A ascensão e queda dos tucanos é um retrato em miniatura da tragédia política nacional. O PSDB se putrefaz quando a República mais precisa de uma social-democracia responsável. Editorial do Estadão:
Parte
considerável do eleitorado irá às urnas constrangida a escolher o mal
menor entre o que há de mais retrógrado na direita e na esquerda. A
guerra entre os populismos lulopetista e bolsonarista estava contratada
desde 2018. Nunca como nesses quatro anos e nos próximos quatro foi tão
importante mobilizar uma coalizão centrista, agregando o melhor à
esquerda e à direita em nome da defesa da democracia; da
descentralização política e administrativa; do Estado a serviço do povo e
não de privilegiados; e do crescimento sustentável com distribuição de
renda e educação de qualidade. Com essas premissas, nascia com a
Constituição, em 88, um partido, o PSDB, voltado a concretizar seu
ideário, invocando uma luta por “mudanças com energia redobrada, através
da via democrática e não do populismo personalista”. Sua ascensão e
queda é um retrato da tragédia política contemporânea.
O
Partido da Social Democracia Brasileira nasceu de dissidências
progressistas do PMDB insatisfeitas com o reacionarismo, o fisiologismo e
a corrupção. Renegando o sectarismo classista de partidos trabalhistas
como o PT ou PDT e a amorfia ideológica das oligarquias do Centrão, os
tucanos abrigaram sob a social-democracia influxos ideológicos como o
liberalismo econômico e a democracia cristã. Assimilando dos
trabalhistas a primazia do trabalho sobre o capital, e dos personalistas
católicos a ética e a participação comunitária, ele conquistou massas
de eleitores, de progressistas a liberais e conservadores.
Em
oposição responsável ao governo Collor, apoiou a modernização
econômica, mas se engajou em seu impeachment. No governo Itamar Franco,
engendrou o fim de 20 anos de crise inflacionária. A gestão FHC promoveu
privatizações, programas sociais e marcos de governança pioneiros,
elevando o País na vitrine global.
Mas
já nos anos de ouro do partido estavam entranhados os vermes que hoje o
devoram. Quadros inteiros repudiaram o Plano Real e apoiaram a
candidatura de Lula em 1994. Candidatos pós-FHC trataram seu legado como
a vergonha da família. Quem dera sua mácula maior fosse estar sempre
“em cima do muro”. O partido que nasceu para destruir os muros que
separam esquerda e direita, ricos e pobres, frequentemente se pôs do
lado errado. Quando no certo, foi errático: na oposição ao PT, foi
complacente com seus desmandos, e no governo Temer, recalcitrante com
suas reformas. Caciques regionais traíram e foram traídos, preferindo
ceder o poder a adversários a dividi-lo com correligionários.
Na
“oposição” ao governo Bolsonaro, a crise de identidade virou
esquizofrenia: seus parlamentares se alinharam a 8 em 10 pautas do
governo, inclusive as que violentaram a ordem constitucional, fiscal e
judicial. Muitos se refestelaram com migalhas do mercadão de emendas. O
partido que se prestava a ser espantalho do PT agora se reduziu a
fantoche de Bolsonaro.
As
bandeiras se esgarçaram, e os laços com a população também. Nas
eleições de domingo passado, virou nanico. São Paulo é paradigmático.

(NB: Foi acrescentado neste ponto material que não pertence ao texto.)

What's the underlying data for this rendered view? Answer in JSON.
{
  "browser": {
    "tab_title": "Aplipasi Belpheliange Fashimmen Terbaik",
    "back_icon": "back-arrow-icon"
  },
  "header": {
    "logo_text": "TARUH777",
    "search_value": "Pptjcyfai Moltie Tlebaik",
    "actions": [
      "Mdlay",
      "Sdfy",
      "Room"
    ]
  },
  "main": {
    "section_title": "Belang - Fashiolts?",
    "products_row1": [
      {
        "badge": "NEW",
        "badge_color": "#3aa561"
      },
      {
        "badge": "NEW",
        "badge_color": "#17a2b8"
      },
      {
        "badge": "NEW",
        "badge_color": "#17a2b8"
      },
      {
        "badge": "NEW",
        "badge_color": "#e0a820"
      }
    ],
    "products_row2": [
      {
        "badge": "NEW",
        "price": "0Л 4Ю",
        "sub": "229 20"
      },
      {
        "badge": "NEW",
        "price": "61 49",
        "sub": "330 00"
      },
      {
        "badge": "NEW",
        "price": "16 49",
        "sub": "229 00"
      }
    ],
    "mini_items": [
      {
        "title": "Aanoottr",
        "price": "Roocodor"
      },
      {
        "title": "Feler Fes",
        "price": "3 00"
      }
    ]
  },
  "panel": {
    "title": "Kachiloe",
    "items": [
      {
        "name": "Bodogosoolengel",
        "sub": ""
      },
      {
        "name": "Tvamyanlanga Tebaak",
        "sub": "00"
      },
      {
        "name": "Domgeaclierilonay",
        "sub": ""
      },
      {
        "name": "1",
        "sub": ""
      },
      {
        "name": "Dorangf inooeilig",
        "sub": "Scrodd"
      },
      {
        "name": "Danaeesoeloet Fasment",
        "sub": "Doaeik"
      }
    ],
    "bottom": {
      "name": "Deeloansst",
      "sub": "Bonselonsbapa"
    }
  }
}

Após 28 anos de governo do PSDB, esse bastião da responsabilidade fiscal
e social está à mercê do saque bolsolulista. Dos ex-governadores
tucanos – todos digladiaram entre si –, Geraldo Alckmin compõe a chapa
petista, José Serra não se elegeu à Câmara, João Doria abandonou a vida
pública. O atual, o tucano neófito Rodrigo Garcia, não passou para o
segundo turno. Se o PSDB seguir sua rota suicida, o vergonhoso apoio
“incondicional” de Garcia a Bolsonaro, que passou quatro anos a
demonizar o governo paulista, passará à história como um epitáfio
infame.
Convém
lembrar que o PSDB foi formado por quadros do MDB que consideravam que o
partido havia se tornado uma máquina eleitoreira amoral e carcomida a
serviço de enclaves paroquiais. Foi exatamente no que se tornou o PSDB –
que, entre a derrota e a desonra, escolheu a desonra, e ainda foi
estrepitosamente derrotado. Mas em política não há determinismos. A
Nação precisa de uma social-democracia responsável e se arranjará com ou
sem o PSDB. Cabe ao que restou do partido decidir: ou se regenera
bebendo de suas fontes ou vagará como um morto-vivo, mais um dos vermes
políticos que degeneram a sociedade e a democracia.